Step 9 – Data breaches
You do need to ensure you properly protect peoples data and can identify a data breach. Paper invoices and the like should be kept in files out of the way of public and you should review the security of your IT systems to ensure only the right people can access certain data. If your marketing database of 10,000 customer details is hacked, you will almost certainly have a duty to advise the ICO within 72 hours of discovering the breach.
Failure to report a breach can mean a fine up to 10 million Euros. Talk Talk were recently fined £100,000 by the ICO following the personal details of 21,000 customers being leaked into the public domain by hackers and so do talk to your IT bods to make sure you have adequate provision in place to prevent a similar attack.
Step 10 – Data protection by Design and Data Protection Impact Assessments
A Data Protection Impact Assessment (DPIA) will be mandatory under the GDPR in certain circumstances such as when a manufacturer rolls out a new IT system to hold customer details but this requirement is unlikely to be a concern to most dealers and garages although it will be required if you as employer systematically monitor your employee’s internet activity. You should check with the ICO if you are unsure if your processing activities fall under the category of requiring a DPIA or alternatively wait for the new Data Protection Act to see if we are given more clarity.
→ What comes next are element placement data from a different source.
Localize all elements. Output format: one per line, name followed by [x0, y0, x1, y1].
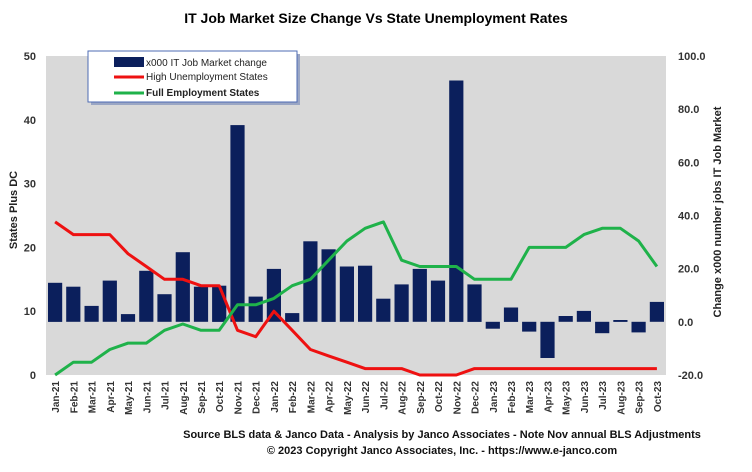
left-tick-label: 10: [24, 306, 36, 318]
x-tick-label: Jun-22: [361, 381, 372, 414]
bar-Sep-23: [631, 321, 646, 333]
left-tick-label: 0: [30, 370, 36, 382]
x-tick-label: Nov-21: [234, 381, 245, 415]
bar-Jul-22: [376, 298, 391, 322]
bar-Mar-21: [84, 305, 99, 322]
x-tick-label: Dec-21: [252, 381, 263, 414]
x-tick-label: Feb-23: [507, 381, 518, 414]
x-tick-label: Apr-23: [544, 381, 555, 413]
left-axis-label: States Plus DC: [8, 171, 20, 249]
bar-May-21: [120, 314, 136, 322]
bar-Feb-23: [503, 307, 519, 322]
x-tick-label: Mar-21: [88, 381, 99, 414]
legend-label-full: Full Employment States: [146, 88, 260, 99]
x-tick-label: Jan-22: [270, 381, 281, 413]
x-tick-label: Jul-21: [161, 381, 172, 410]
bar-Feb-21: [66, 286, 81, 322]
x-axis: Jan-21 Feb-21 Mar-21 Apr-21 May-21 Jun-21 Jul-…: [51, 381, 664, 415]
left-tick-label: 30: [24, 179, 36, 191]
bar-Jan-22: [266, 268, 281, 322]
x-tick-label: Nov-22: [452, 381, 463, 415]
x-tick-label: Apr-21: [106, 381, 117, 413]
bar-Dec-22: [467, 284, 482, 322]
bar-Jul-21: [157, 294, 172, 322]
right-tick-label: 20.0: [678, 264, 699, 276]
bar-Jan-21: [48, 282, 63, 322]
bar-Apr-23: [540, 321, 555, 358]
x-tick-label: Aug-23: [616, 381, 627, 415]
x-tick-label: Mar-22: [306, 381, 317, 414]
left-tick-label: 40: [24, 115, 36, 127]
x-tick-label: May-23: [562, 381, 573, 415]
right-tick-label: 80.0: [678, 104, 699, 116]
bar-Oct-22: [430, 280, 446, 322]
x-tick-label: Feb-22: [288, 381, 299, 414]
right-tick-label: 40.0: [678, 211, 699, 223]
bar-Aug-23: [613, 320, 628, 322]
x-tick-label: May-22: [343, 381, 354, 415]
bar-Jul-23: [595, 321, 610, 334]
full-employment-line: [54, 220, 659, 377]
x-tick-label: Aug-22: [398, 381, 409, 415]
right-tick-label: 100.0: [678, 51, 706, 63]
right-tick-label: 60.0: [678, 157, 699, 169]
right-tick-label: 0.0: [678, 317, 693, 329]
plot-area: [46, 56, 666, 377]
bar-Jan-23: [485, 321, 500, 329]
legend: x000 IT Job Market change High Unemploym…: [87, 50, 300, 105]
x-tick-label: Apr-22: [325, 381, 336, 413]
x-tick-label: Jun-23: [580, 381, 591, 414]
x-tick-label: Sep-21: [197, 381, 208, 414]
right-axis-label: Change x000 number jobs IT Job Market: [712, 106, 724, 317]
x-tick-label: Jul-23: [598, 381, 609, 410]
legend-label-high: High Unemployment States: [146, 72, 268, 83]
bar-Nov-21: [230, 125, 245, 322]
right-axis: -20.0 0.0 20.0 40.0 60.0 80.0 100.0: [678, 51, 706, 382]
right-tick-label: -20.0: [678, 370, 703, 382]
left-tick-label: 50: [24, 51, 36, 63]
bar-Jun-22: [358, 265, 373, 322]
left-axis: 0 10 20 30 40 50: [24, 51, 36, 382]
x-tick-label: Jun-21: [142, 381, 153, 414]
x-tick-label: Oct-21: [215, 381, 226, 413]
source-note: Source BLS data & Janco Data - Analysis …: [183, 429, 701, 441]
bar-Aug-21: [175, 252, 190, 322]
bar-Feb-22: [285, 313, 300, 322]
bar-May-23: [558, 316, 573, 322]
x-tick-label: Dec-22: [471, 381, 482, 414]
bar-Mar-23: [522, 321, 537, 332]
bar-Nov-22: [449, 80, 464, 322]
x-tick-label: Sep-22: [416, 381, 427, 414]
x-tick-label: Sep-23: [635, 381, 646, 414]
bar-Sep-22: [412, 268, 427, 322]
bar-Jun-23: [576, 310, 591, 322]
bar-Mar-22: [303, 241, 318, 322]
copyright-note: © 2023 Copyright Janco Associates, Inc. …: [267, 445, 617, 457]
bar-Apr-22: [321, 249, 336, 322]
bar-Apr-21: [102, 280, 117, 322]
bar-Oct-23: [649, 301, 664, 322]
x-tick-label: Jan-23: [489, 381, 500, 413]
legend-label-bar: x000 IT Job Market change: [146, 58, 267, 69]
high-unemployment-line: [54, 220, 657, 377]
x-tick-label: May-21: [124, 381, 135, 415]
left-tick-label: 20: [24, 242, 36, 254]
bar-Dec-21: [248, 296, 263, 322]
x-tick-label: Oct-23: [653, 381, 664, 413]
bar-Sep-21: [193, 286, 209, 322]
x-tick-label: Feb-21: [69, 381, 80, 414]
x-tick-label: Jul-22: [379, 381, 390, 410]
bar-Jun-21: [139, 270, 154, 322]
x-tick-label: Jan-21: [51, 381, 62, 413]
x-tick-label: Mar-23: [525, 381, 536, 414]
bar-Aug-22: [394, 284, 409, 322]
chart-title: IT Job Market Size Change Vs State Unemp…: [184, 10, 568, 26]
legend-swatch-bar: [114, 57, 144, 67]
x-tick-label: Aug-21: [179, 381, 190, 415]
bar-May-22: [339, 266, 354, 322]
bar-Oct-21: [212, 285, 227, 322]
plot-background: [46, 56, 666, 375]
x-tick-label: Oct-22: [434, 381, 445, 413]
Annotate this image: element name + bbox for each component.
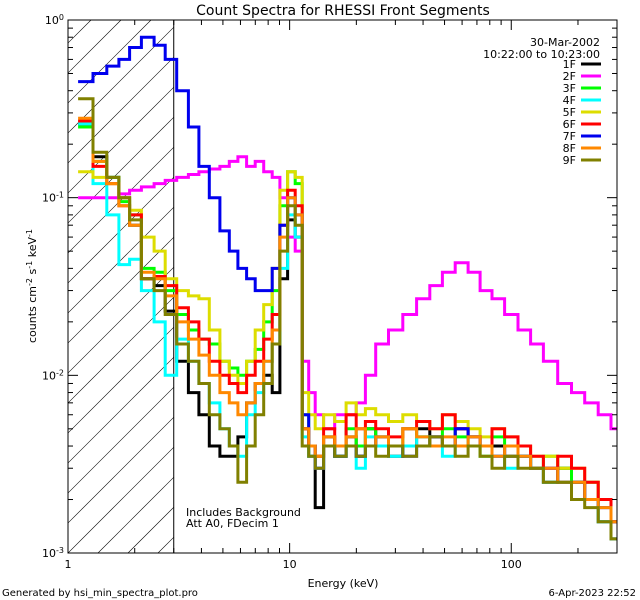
legend-label-3F: 3F — [563, 82, 576, 95]
annotation-attenuator: Att A0, FDecim 1 — [186, 517, 279, 530]
y-tick-base: 10 — [45, 14, 59, 27]
annotation-background: Includes Background — [186, 506, 301, 519]
footer-timestamp: 6-Apr-2023 22:52 — [549, 588, 636, 599]
x-tick-label: 1 — [65, 558, 72, 571]
y-tick-label: 10-2 — [42, 368, 64, 383]
legend-label-1F: 1F — [563, 58, 576, 71]
y-tick-label: 10-1 — [42, 190, 64, 205]
legend-label-7F: 7F — [563, 130, 576, 143]
x-tick-label: 10 — [283, 558, 297, 571]
legend-label-6F: 6F — [563, 118, 576, 131]
y-tick-base: 10 — [42, 369, 56, 382]
legend-label-4F: 4F — [563, 94, 576, 107]
y-axis-label: counts cm-2 s-1 keV-1 — [25, 229, 40, 343]
series-group — [78, 35, 617, 541]
x-tick-label: 100 — [501, 558, 522, 571]
y-tick-exponent: -2 — [56, 368, 64, 377]
y-tick-exponent: -3 — [56, 546, 64, 555]
plot-frame — [67, 19, 618, 554]
y-tick-exponent: 0 — [59, 13, 64, 22]
legend-label-2F: 2F — [563, 70, 576, 83]
legend-label-5F: 5F — [563, 106, 576, 119]
series-9F-line — [78, 97, 617, 541]
date-label: 30-Mar-2002 — [530, 36, 600, 49]
x-axis-label: Energy (keV) — [308, 577, 379, 590]
y-tick-label: 10-3 — [42, 546, 64, 561]
legend-label-9F: 9F — [563, 154, 576, 167]
time-range-label: 10:22:00 to 10:23:00 — [483, 48, 600, 61]
y-tick-exponent: -1 — [56, 190, 64, 199]
y-tick-base: 10 — [42, 192, 56, 205]
y-tick-base: 10 — [42, 547, 56, 560]
footer-generated-by: Generated by hsi_min_spectra_plot.pro — [2, 588, 198, 599]
legend-label-8F: 8F — [563, 142, 576, 155]
y-tick-label: 100 — [45, 13, 64, 28]
chart-title: Count Spectra for RHESSI Front Segments — [196, 3, 490, 19]
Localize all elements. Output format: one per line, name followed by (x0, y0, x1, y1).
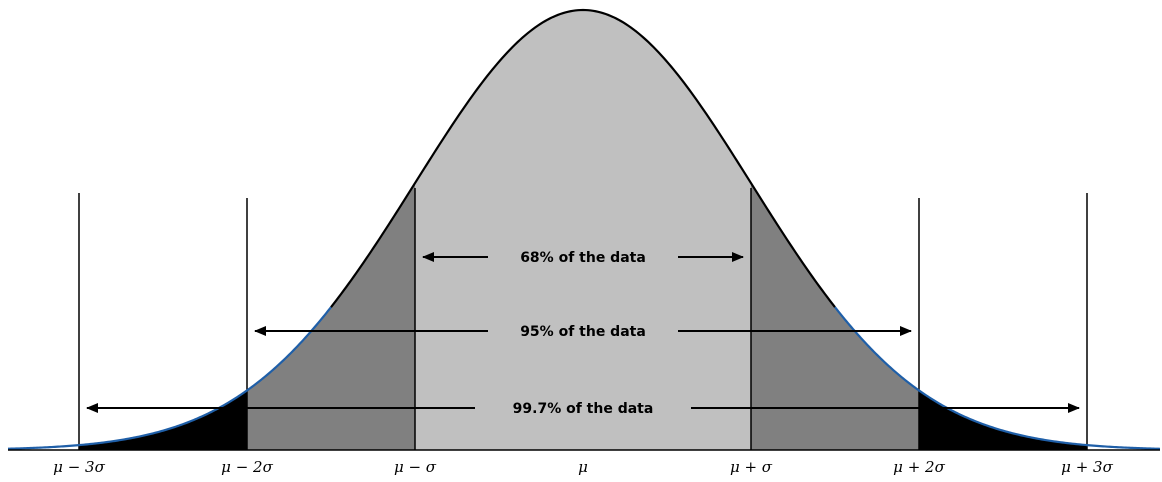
fill-right-2-3-sigma (919, 390, 1087, 450)
curve-center (330, 8, 836, 308)
bell-curve (7, 8, 1161, 450)
band-label: 95% of the data (520, 324, 646, 340)
curve-right-tail (834, 306, 1161, 450)
area-fills (79, 10, 1087, 450)
band-label: 99.7% of the data (513, 401, 654, 417)
tick-labels: μ − 3σ μ − 2σ μ − σ μ μ + σ μ + 2σ μ + 3σ (53, 458, 1113, 476)
tick-label: μ (578, 458, 588, 476)
curve-left-tail (7, 306, 332, 450)
band-2: 95% of the data (254, 324, 912, 340)
tick-label: μ + σ (730, 458, 773, 476)
band-3: 99.7% of the data (86, 401, 1080, 417)
tick-label: μ − 3σ (53, 458, 105, 476)
tick-label: μ − 2σ (221, 458, 273, 476)
tick-label: μ + 2σ (893, 458, 945, 476)
data-bands: 68% of the data 95% of the data 99.7% of t… (86, 250, 1080, 417)
tick-label: μ + 3σ (1061, 458, 1113, 476)
band-label: 68% of the data (520, 250, 646, 266)
fill-within-1-sigma (415, 10, 751, 450)
band-1: 68% of the data (422, 250, 744, 266)
tick-label: μ − σ (394, 458, 437, 476)
fill-left-2-3-sigma (79, 390, 247, 450)
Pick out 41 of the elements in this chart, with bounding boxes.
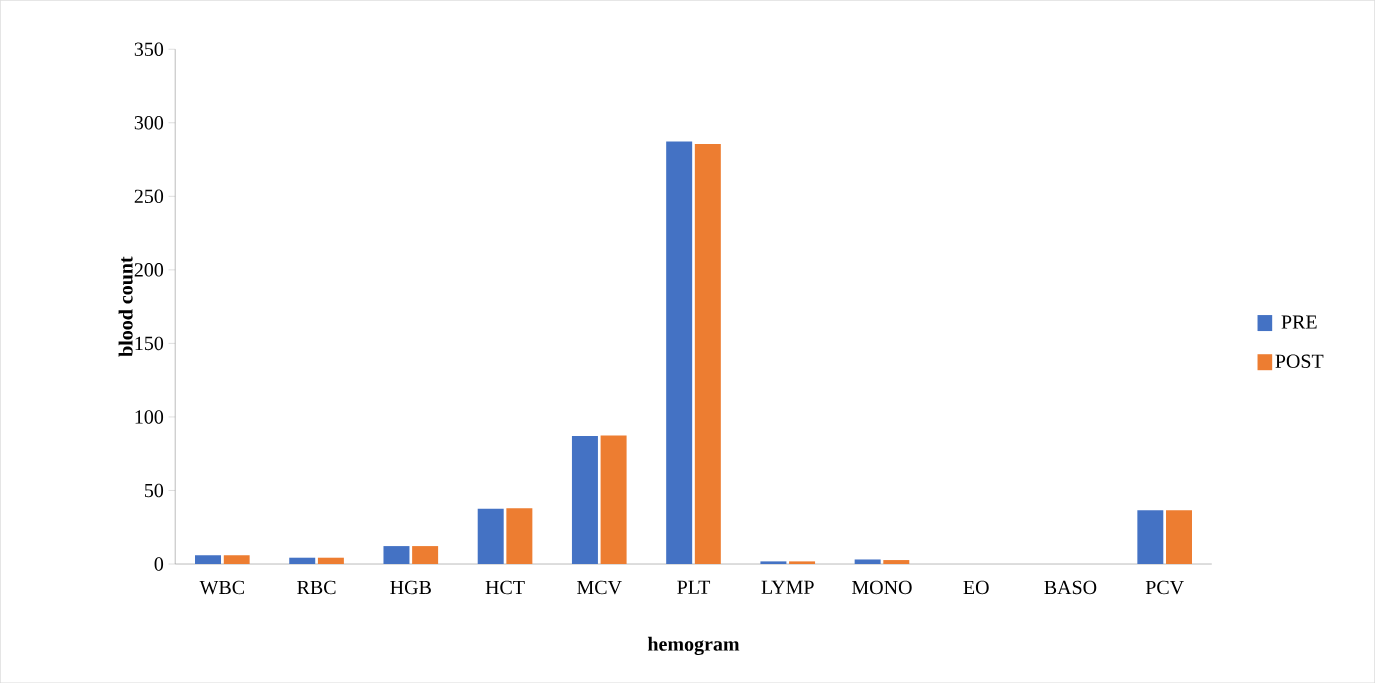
bar — [383, 545, 410, 564]
y-tick-label: 250 — [134, 189, 164, 203]
bar — [289, 557, 316, 564]
x-tick-label: MCV — [577, 580, 622, 595]
y-tick-label: 200 — [134, 262, 164, 277]
y-tick-label: 100 — [135, 410, 164, 424]
y-tick-label: 350 — [134, 42, 164, 56]
bar — [506, 508, 533, 564]
x-tick-label: MONO — [852, 580, 912, 595]
bar — [1166, 510, 1192, 564]
bar — [789, 561, 816, 564]
bar — [666, 141, 693, 564]
y-tick-label: 0 — [154, 557, 164, 571]
bar — [571, 435, 598, 564]
x-tick-label: BASO — [1044, 580, 1097, 595]
x-tick-label: PCV — [1145, 580, 1184, 595]
bar — [694, 143, 721, 564]
x-tick-label: WBC — [199, 580, 244, 595]
y-tick-label: 150 — [135, 336, 164, 351]
x-tick-label: RBC — [297, 580, 336, 595]
x-tick-label: PLT — [677, 580, 711, 594]
bar — [195, 555, 221, 564]
bar — [854, 559, 881, 564]
bar — [883, 559, 910, 564]
bar — [412, 545, 439, 564]
legend-label: POST — [1275, 354, 1324, 368]
legend-label: PRE — [1281, 315, 1317, 329]
bar — [317, 557, 344, 564]
bar — [223, 555, 250, 564]
x-tick-label: HGB — [390, 580, 431, 595]
y-tick-label: 300 — [134, 115, 164, 130]
bar — [1137, 510, 1164, 564]
x-tick-label: EO — [963, 580, 989, 595]
bar — [600, 435, 627, 564]
x-tick-label: LYMP — [761, 580, 814, 594]
bar — [760, 561, 787, 564]
x-axis-title: hemogram — [647, 636, 740, 655]
y-tick-label: 50 — [145, 483, 164, 498]
x-tick-label: HCT — [485, 580, 525, 595]
bar — [477, 508, 504, 564]
y-axis-title: blood count — [118, 256, 133, 357]
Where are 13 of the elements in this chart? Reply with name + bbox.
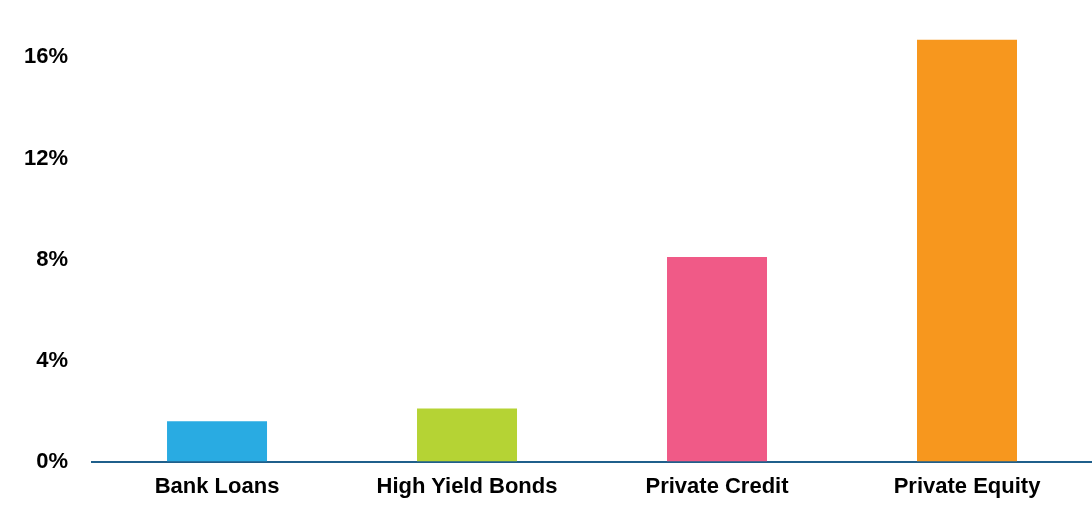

Step 11 – Data Protection Officers
Larger business will almost certainly require a dedicated Data Protection Officer but for most dealers and garages, the duties can form part of someone’s role. However, it should be noted it is not just a job title, there is a fair amount of responsibility and a lot of potential for fines if it all goes bandy.
Step 12 – International
Unless you operate outside of the UK, you don’t need to concern yourself with any cross border processing. If you do, then your lead data protection supervisory authority will be in the location of your main establishment. Again check with the ICO if you are unsure.